David Czarnecki is a Lead Engineer at Agora Games and an avid Ruby/Rails/Scala/Java developer. One Sunday evening he started playing with Twilio and ended up writing a GitHub service hook. This is how it happened:
If you think it’s hard to integrate Voice, VoIP or SMS into your application, you couldn’t be more wrong. In this blog post, I’ll show you how easily I integrated Twilio into a GitHub Service hook. It started out as a late Sunday evening exploration. I’m honestly not sure why I decided to play around with GitHub services or decided that GitHub push notification via SMS would (or would not be) useful, but it’s out there now.
In case you’re not familiar, GitHub Services are a collection of open source integrations for various services such as Bugzilla, HipChat, Jabber, Twitter and more. When a GitHub Service is enabled for your GitHub repository, it can perform an action like notifying you via chat that someone committed a piece of code with a link to view the diff. I got the idea that it could be useful to get an SMS notification when someone commits code to a repository. And that’s where Twilio comes in.

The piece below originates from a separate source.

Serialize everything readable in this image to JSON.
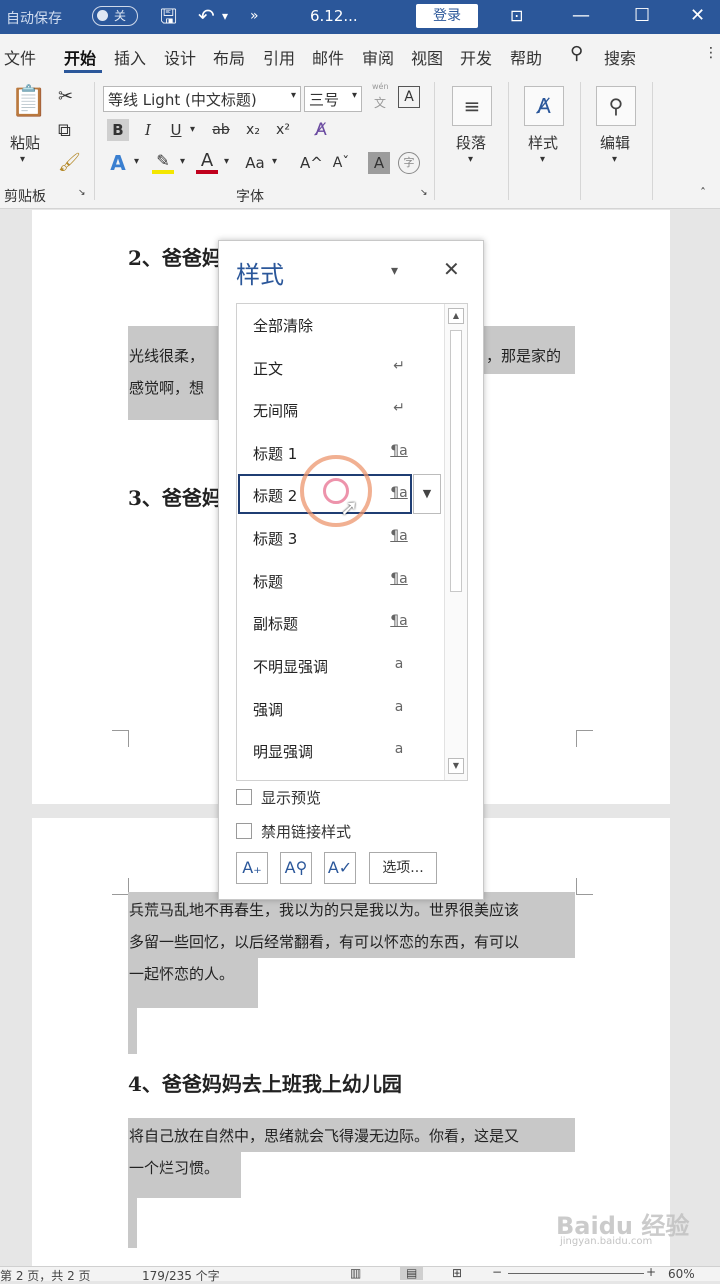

This is my first experience integrating Twilio into an application and Twilio makes it really easy to do so by offering libraries to interact with the Twilio API in some of the most popular languages like Java, Python and .NET. You can find them all on the Twilio site here: http://www.twilio.com/docs/libraries/. My language of choice these days is Ruby. Thankfully both the GitHub Services project AND the Twilio Ruby API are well-documented, to the point that it was almost cut-and-paste in terms of writing the Twilio GitHub Service. You can find the code for the Twilio GitHub Service here: https://github.com/github/github-services/blob/master/services/twilio.rb.
The flow is as follows:
- First, we check to make sure we have all the configuration settings available for interacting with Twilio such as our authorization token, account SID, Twilio phone number where messages are sent from and the phone number that will be notified of new commits via SMS to the GitHub repository.
- Next, we create a client with our Twilio credentials.
- Finally, we create a new SMS message by piecing together some of the data we get from a GitHub push event such as the committer’s name, the # of commits and the repository that was committed to.
4 lines of code and I had a working service that does exactly that! Now that the Twilio GitHub Service has been officially integrated, it is available for every single one of the over 1 million projects hosted on GitHub.
Integrating Twilio into your application is so simple, it’s almost magical. The Twilio API works as advertised due in large part to libraries that work as expected and are well documented. This goes a long way to maximizing developer productivity when you don’t have to fight the API to figure out the correct bits that need to be twiddled to get a prototype or full-fledged application off the ground.